Details of the agreement became public Tuesday after Newsday filed a request under the state Freedom of Information Law. The college board of trustees, in a 7-0 vote, approved the settlement May 24, the day after the college’s commencement, but initially delayed disclosure citing federal age discrimination rules. McKay and his attorney Saul Zabell did not return calls for comment.
The resignation agreement comes after the trustees put McKay, president for a decade at the state’s largest community college, on paid administrative leave Jan. 8 from his $257,914-a-year job over undisclosed allegations.

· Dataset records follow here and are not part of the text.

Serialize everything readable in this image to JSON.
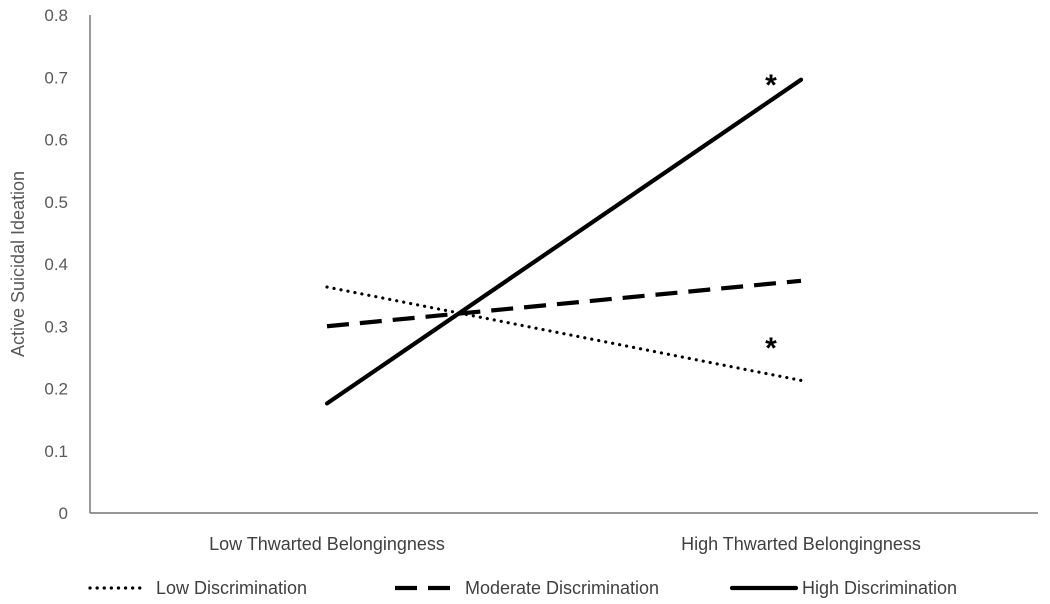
{
  "chart_data": {
    "type": "line",
    "title": "",
    "xlabel": "",
    "ylabel": "Active Suicidal Ideation",
    "ylim": [
      0,
      0.8
    ],
    "yticks": [
      "0",
      "0.1",
      "0.2",
      "0.3",
      "0.4",
      "0.5",
      "0.6",
      "0.7",
      "0.8"
    ],
    "categories": [
      "Low Thwarted Belongingness",
      "High Thwarted Belongingness"
    ],
    "grid": false,
    "legend_position": "bottom",
    "series": [
      {
        "name": "Low Discrimination",
        "values": [
          0.363,
          0.213
        ],
        "style": "dotted",
        "color": "#000000",
        "annotation": "*"
      },
      {
        "name": "Moderate Discrimination",
        "values": [
          0.3,
          0.373
        ],
        "style": "dashed",
        "color": "#000000",
        "annotation": ""
      },
      {
        "name": "High Discrimination",
        "values": [
          0.176,
          0.696
        ],
        "style": "solid",
        "color": "#000000",
        "annotation": "*"
      }
    ]
  }
}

Trustees had already decided not to extend McKay’s contract, although he had requested a 10-year extension after being on a 77-day sick leave earlier in 2018. A trustees committee made no firing recommendation, but instead began settlement talks with the help of outside attorney Thomas Volz. During his sick leave, McKay collected $114,000 in salary, car and housing allowance.
In the pact, both sides agreed “not to disparage, denigrate or defame” the other. If called for references, the college agreed ito disclose the dates and titles in which McKay served and say he resigned voluntarily. It also states that McKay, “may elect to record a farewell message” to be posted on the college website for two months, to wish students well, list his accomplishments and plans.
In an email to the college community issued Tuesday afternoon, board chair Theresa Sanders stated: “There were no findings of wrongdoing, incapacity or misconduct on the part of Dr. McKay during his tenure as president” and she wished him well “as he begins his pursuit of new opportunities.”
Under the agreement, McKay also acknowledges “no other compensation … or other payments of any kind are due and owing to him” and he “shall not perform any further duties.” It relieves the college trustees of a provision in McKay’s contract that they inherited, which would have required the school to give the former president, 53, a senior administrative post after stepping down.
Sanders said the college would seek proposals in the next few weeks from recruiting firms to “design, plan and manage a national presidential search effort” and the search committee would include “a cross-section of members from the college, SUNY, and external community organizations.”
The agreement comes as students will face a $250 tuition increase this fall, even though County Executive Steve Bellone last week backed a 3 percent hike in county aid that had been requested by trustees for the college’s budget. “It’s a slap in the face of every Suffolk student, facing a tuition increase next year,” said Legis. Rob Trotta (R-Fort Salonga).